Texto de Toinho Castro
É uma longa jornada até o Planeta Amarelo. De lá até o Planeta Azulado é mais um bom tempo de viagem, só que sem qualquer mundo habitado no caminho. A nave é precária e eles não podem confiar completamente nos instrumentos que enfeitam os painéis. Roberval estudou profundamente os mapas daquele setor e brincam até que há uma espécie de ligação magnética entre ele e o Planeta Azulado. Os dois nunca poderiam se perder um do outro. Então, chegar ao objetivo último é uma questão de tempo.
Acreditamos nisso.
Até lá, os jogos dimensionais, os cálculos de trajetória e os sonhos criogênicos são a distração dos tripulantes. Sonhos criogênicos podem ser registrados e analisados por máquinas. No computador pode-se combinar sonhos e outras imagens, ou sons, e induzir novos sonhos, quase dirigidos, como se fossem filmes. Com dedicação e muitas horas de voos interestelares sem muita coisa pra fazer, a não ser sonhar, é possível controlar os próprios sonhos. É possível também criar sonhos coletivos, desde que haja alguém no controle manual do sistema de processamento de sonhos.

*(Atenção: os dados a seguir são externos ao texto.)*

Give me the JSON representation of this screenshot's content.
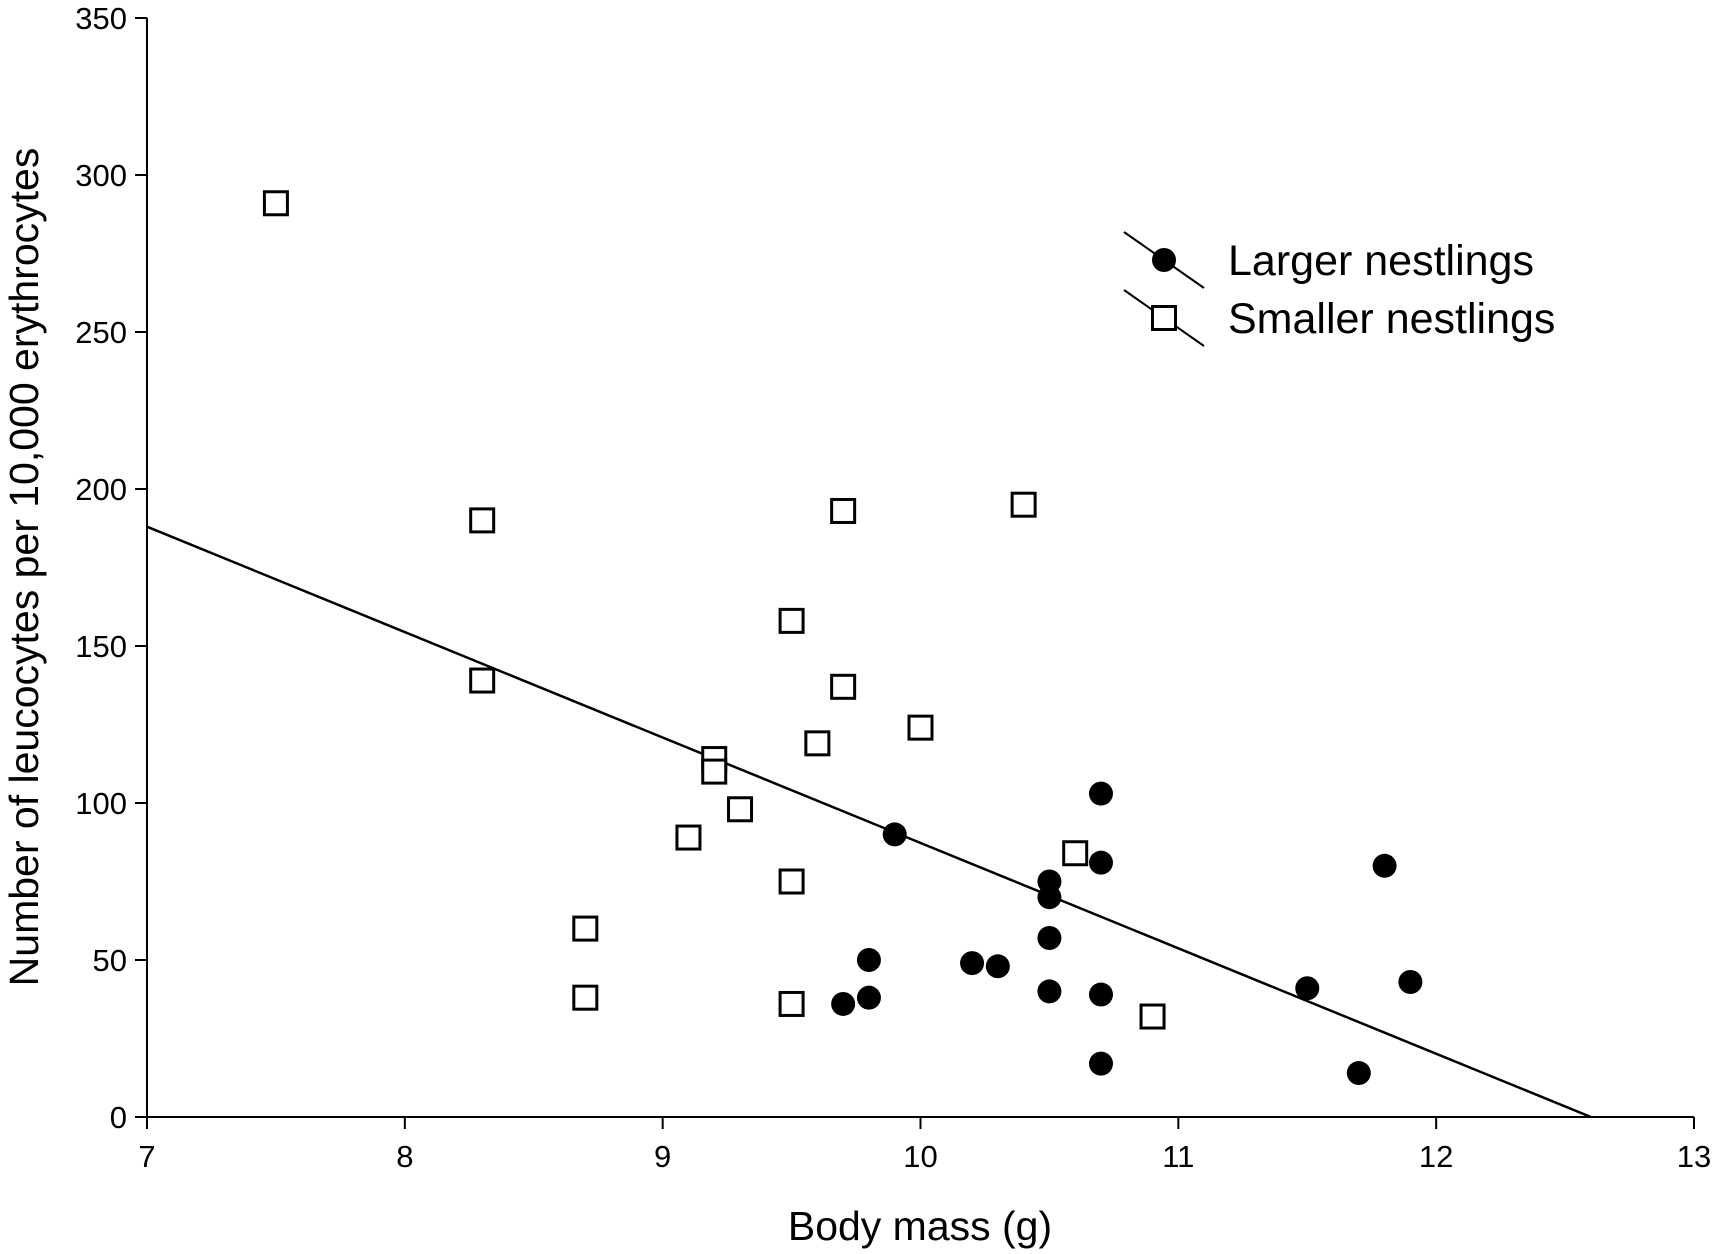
{
  "chart_data": {
    "type": "scatter",
    "xlabel": "Body mass (g)",
    "ylabel": "Number of leucocytes per 10,000 erythrocytes",
    "xlim": [
      7,
      13
    ],
    "ylim": [
      0,
      350
    ],
    "xticks": [
      7,
      8,
      9,
      10,
      11,
      12,
      13
    ],
    "yticks": [
      0,
      50,
      100,
      150,
      200,
      250,
      300,
      350
    ],
    "grid": false,
    "legend_position": "top-right",
    "series": [
      {
        "name": "Larger nestlings",
        "marker": "filled-circle",
        "color": "#000000",
        "points": [
          [
            9.7,
            36
          ],
          [
            9.8,
            38
          ],
          [
            9.8,
            50
          ],
          [
            9.9,
            90
          ],
          [
            10.2,
            49
          ],
          [
            10.3,
            48
          ],
          [
            10.5,
            40
          ],
          [
            10.5,
            57
          ],
          [
            10.5,
            70
          ],
          [
            10.5,
            75
          ],
          [
            10.7,
            17
          ],
          [
            10.7,
            39
          ],
          [
            10.7,
            81
          ],
          [
            10.7,
            103
          ],
          [
            11.5,
            41
          ],
          [
            11.7,
            14
          ],
          [
            11.8,
            80
          ],
          [
            11.9,
            43
          ]
        ]
      },
      {
        "name": "Smaller nestlings",
        "marker": "open-square",
        "color": "#000000",
        "points": [
          [
            7.5,
            291
          ],
          [
            8.3,
            190
          ],
          [
            8.3,
            139
          ],
          [
            8.7,
            60
          ],
          [
            8.7,
            38
          ],
          [
            9.1,
            89
          ],
          [
            9.2,
            114
          ],
          [
            9.2,
            110
          ],
          [
            9.3,
            98
          ],
          [
            9.5,
            158
          ],
          [
            9.5,
            75
          ],
          [
            9.5,
            36
          ],
          [
            9.6,
            119
          ],
          [
            9.7,
            193
          ],
          [
            9.7,
            137
          ],
          [
            10.0,
            124
          ],
          [
            10.4,
            195
          ],
          [
            10.6,
            84
          ],
          [
            10.9,
            32
          ]
        ]
      }
    ],
    "trend_line": {
      "type": "linear",
      "points": [
        [
          7.0,
          188
        ],
        [
          12.6,
          0
        ]
      ]
    }
  }
}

Essas experiências, além de divertidas, são úteis e contribuem para a vasta rede de estudos sobre o sono e, especificamente, os sonhos. A ciência dos sonhos só cresce, em pesquisa e desenvolvimento, a cada ano. A ideia central é, naturalmente, minimizar a fronteira entre as regiões oníricas e a realidade. Talvez logo não seja preciso fazer certas coisas, visitar lugares ou encontrar pessoas se você puder simplesmente sonhar com isso.
Quanto à nave, seus sinais chegam regularmente, mas logo teremos uma zona de sombra e o sinal só será recuperado já nas proximidades do Planeta Azulado. As notícias são que lá perdura uma próspera colônia, que ocupa uma pequena área montanhosa na margem de um mar interno ou lago. As informações não são muito precisas. O que se diz é que desenvolveram a pesca e não mantém contato com civilizações de outros planetas. Teriam esquecido o início de tudo e documentos importantes que registrariam sua história se perderam. Sondas investigativas informam que discutem a possibilidade de vida fora do planeta, mas como mitologias.
A nave entrará em órbita e um módulo levará a tripulação até a superfície, numa zona desabitada. Começa aí a longa tarefa de reestabelecer o contato com essa gente perdida, que cultua totens de deuses e dança na água para atrair os peixes e encher suas redes.
São parte da família e precisamos recuperá-los, explicar-lhes a origem. Fico pensando se seremos inconcebíveis, se estaremos em vão entre eles. Que diferenças se acentuaram nesse longo período de isolamento?
São pescadores e são pacíficos, pelos menos até onde sabemos. Nosso pessoal nunca mais voltará e sabe-se lá se sucumbirão ao esquecimento e à pescaria. Talvez acabem por ensinar os sonhos criogênicos e durmam e sonhem que estão na Terra, a antiga Terra. Talvez sonhem por fim que falam conosco e os ouviremos de alguma forma, talvez nos nossos próprios sonhos gelados.